Restructuring Progress
The group, with over 11,500 stores in France and Latin America, announced the appointment of three domestic firms by the court for overseeing the restructuring process. Casino anticipates the completion of this restructuring by March 27, barring any appeals from court-appointed administrators, worker representatives, or other involved parties.
Market Reaction
At 0815 GMT on Tuesday, Casino shares witnessed a 35% increase, reaching EUR0.67. Despite this boost, the stock remains down by over 14% since the beginning of the year.
Financial Challenges
Facing significant debt and declining market share in France, Casino had engaged in discussions with creditors to secure sufficient liquidity for sustained operations.
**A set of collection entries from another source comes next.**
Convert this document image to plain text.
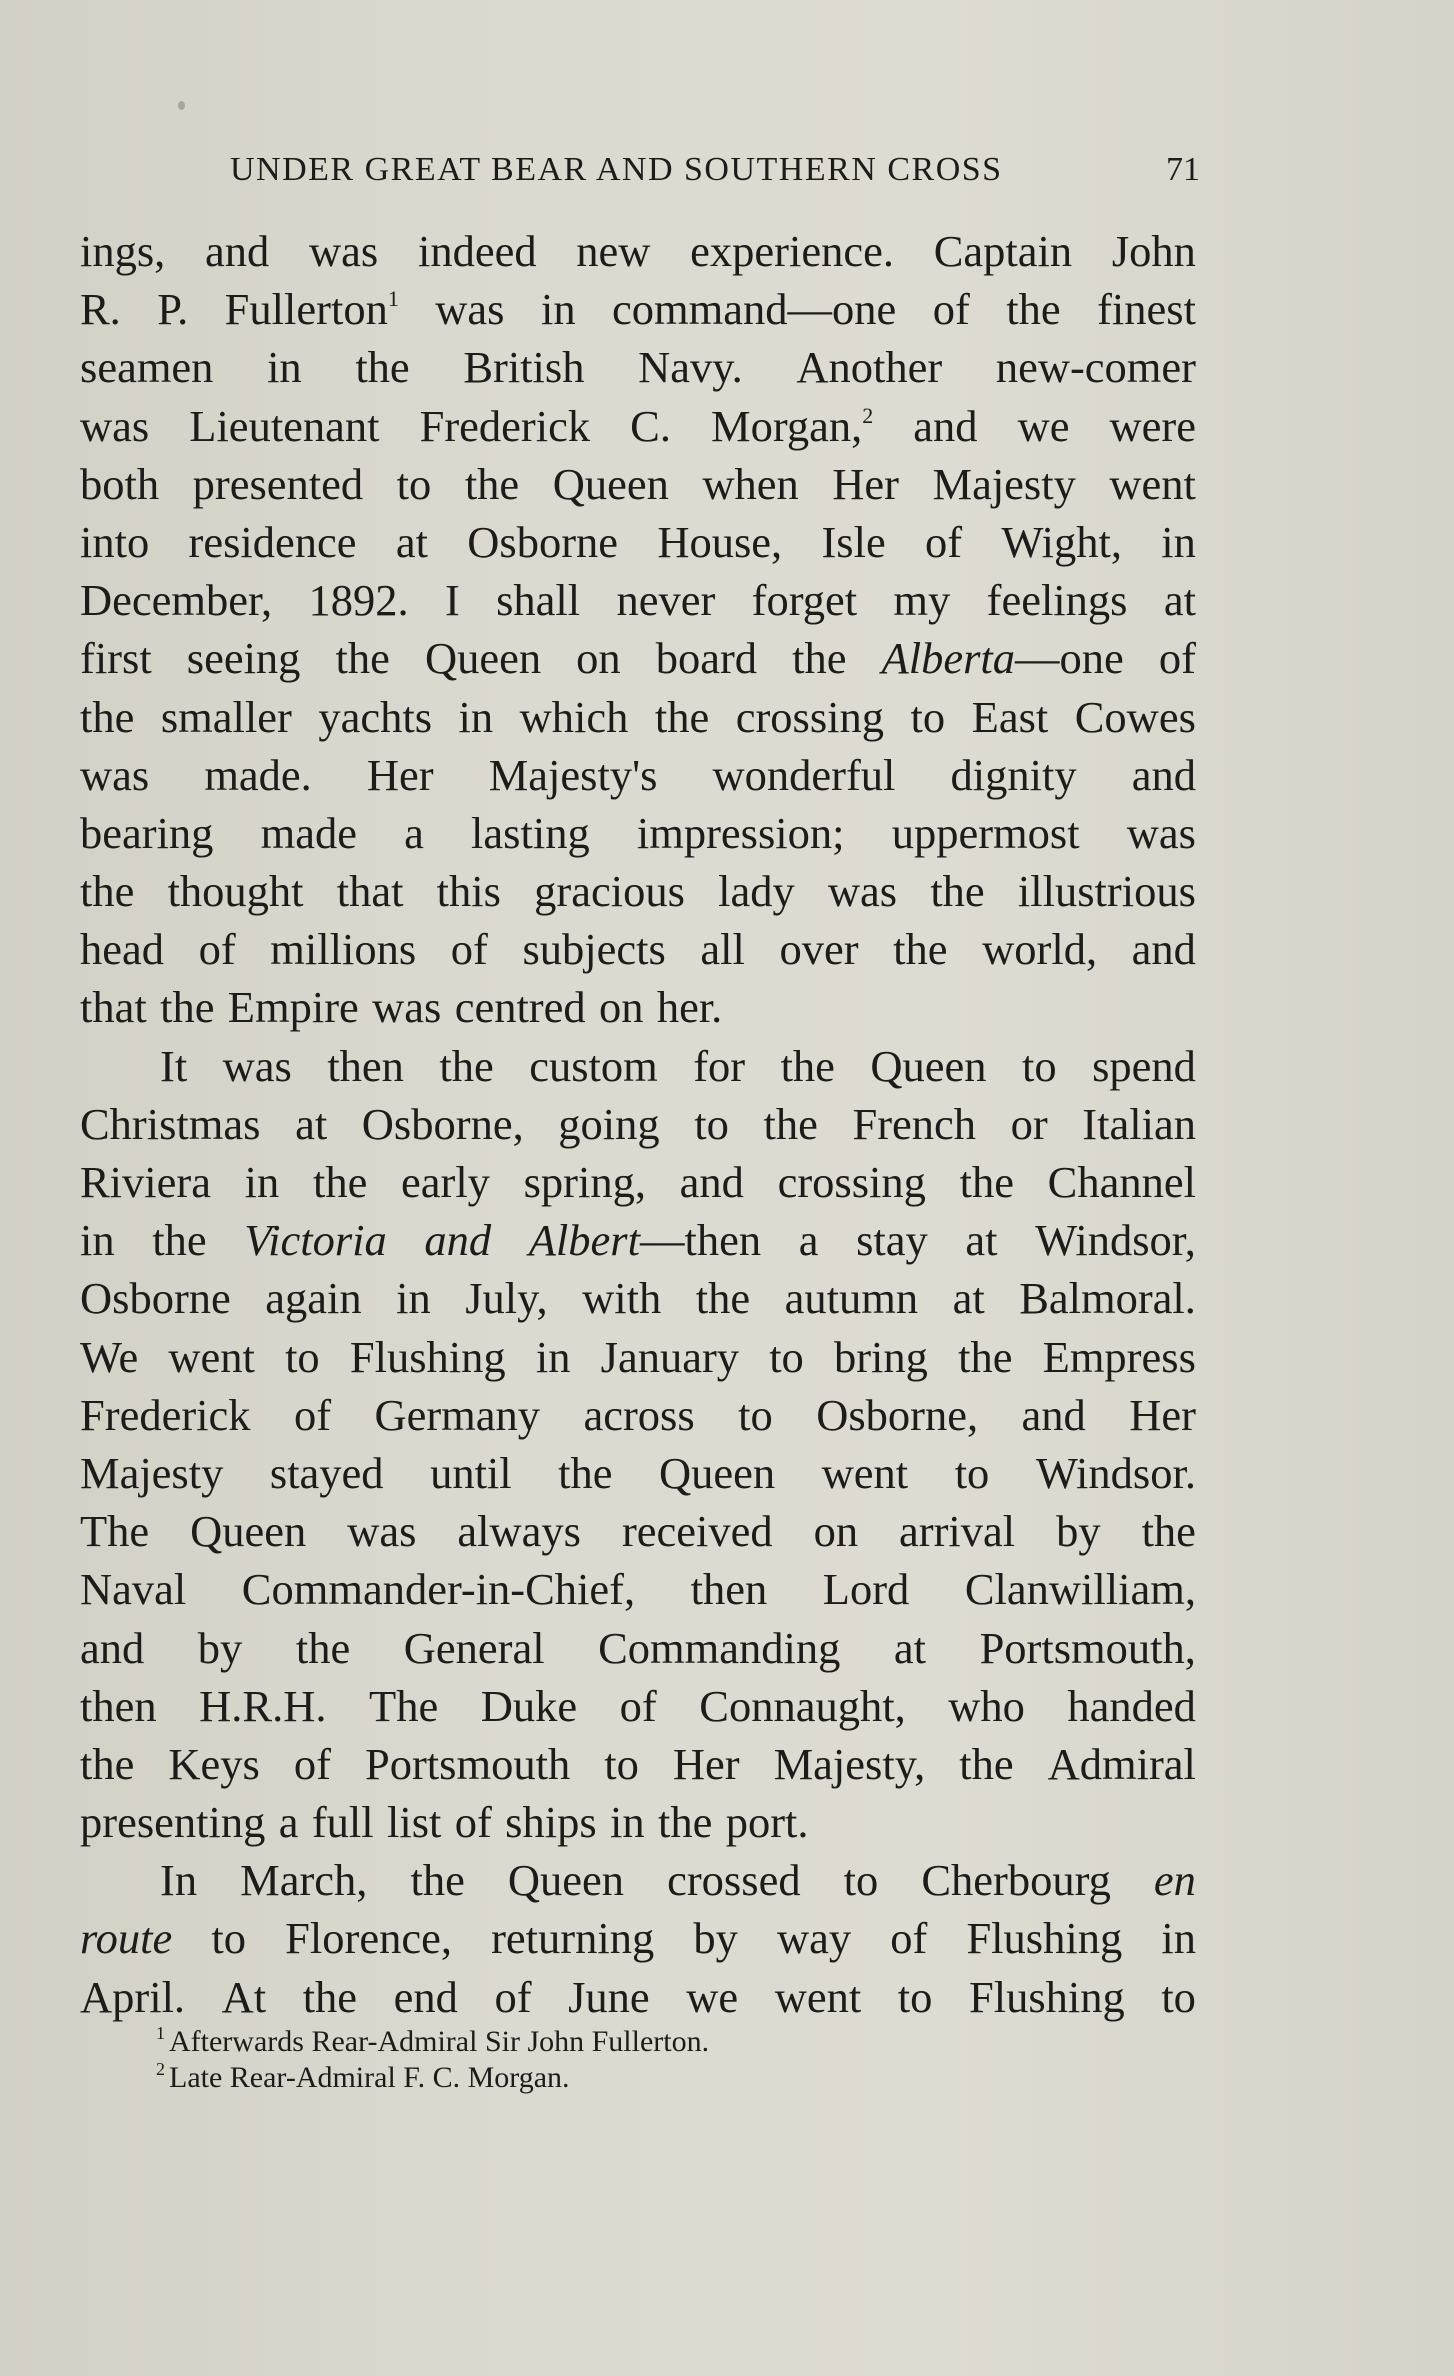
UNDER GREAT BEAR AND SOUTHERN CROSS	71
ings, and was indeed new experience. Captain John
R. P. Fullerton$^1$ was in command—one of the finest
seamen in the British Navy. Another new-comer
was Lieutenant Frederick C. Morgan,$^2$ and we were
both presented to the Queen when Her Majesty went
into residence at Osborne House, Isle of Wight, in
December, 1892. I shall never forget my feelings at
first seeing the Queen on board the Alberta—one of
the smaller yachts in which the crossing to East Cowes
was made. Her Majesty's wonderful dignity and
bearing made a lasting impression; uppermost was
the thought that this gracious lady was the illustrious
head of millions of subjects all over the world, and
that the Empire was centred on her.
It was then the custom for the Queen to spend
Christmas at Osborne, going to the French or Italian
Riviera in the early spring, and crossing the Channel
in the Victoria and Albert—then a stay at Windsor,
Osborne again in July, with the autumn at Balmoral.
We went to Flushing in January to bring the Empress
Frederick of Germany across to Osborne, and Her
Majesty stayed until the Queen went to Windsor.
The Queen was always received on arrival by the
Naval Commander-in-Chief, then Lord Clanwilliam,
and by the General Commanding at Portsmouth,
then H.R.H. The Duke of Connaught, who handed
the Keys of Portsmouth to Her Majesty, the Admiral
presenting a full list of ships in the port.
In March, the Queen crossed to Cherbourg en
route to Florence, returning by way of Flushing in
April. At the end of June we went to Flushing to
$^1$ Afterwards Rear-Admiral Sir John Fullerton.
$^2$ Late Rear-Admiral F. C. Morgan.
In October last year, a consortium involving Kretinsky, banks, and creditors devised a strategy to strengthen the company’s financial position—a move that involved injecting new equity and slashing debt by 6.1 billion euros ($6.62 billion).
Shareholders’ Situation
The proposed plan includes a new equity injection of EUR1.20 billion, allocating EUR275 million for creditors and existing shareholders. Debt conversion into equity is also part of the deal. However, existing shareholders are expected to face substantial dilution, with their ownership reduced dramatically. Ultimately, Kretinsky’s consortium is set to acquire a majority stake in Casino, with current major shareholder Rallye Group holding a significantly reduced position.
Conclusion
The road ahead for Casino Guichard-Perrachon seems to be heading towards financial stability and debt reduction, thanks to the approved restructuring plan led by Daniel Kretinsky. As the company navigates through these changes, stakeholders will closely monitor the developments in the upcoming months.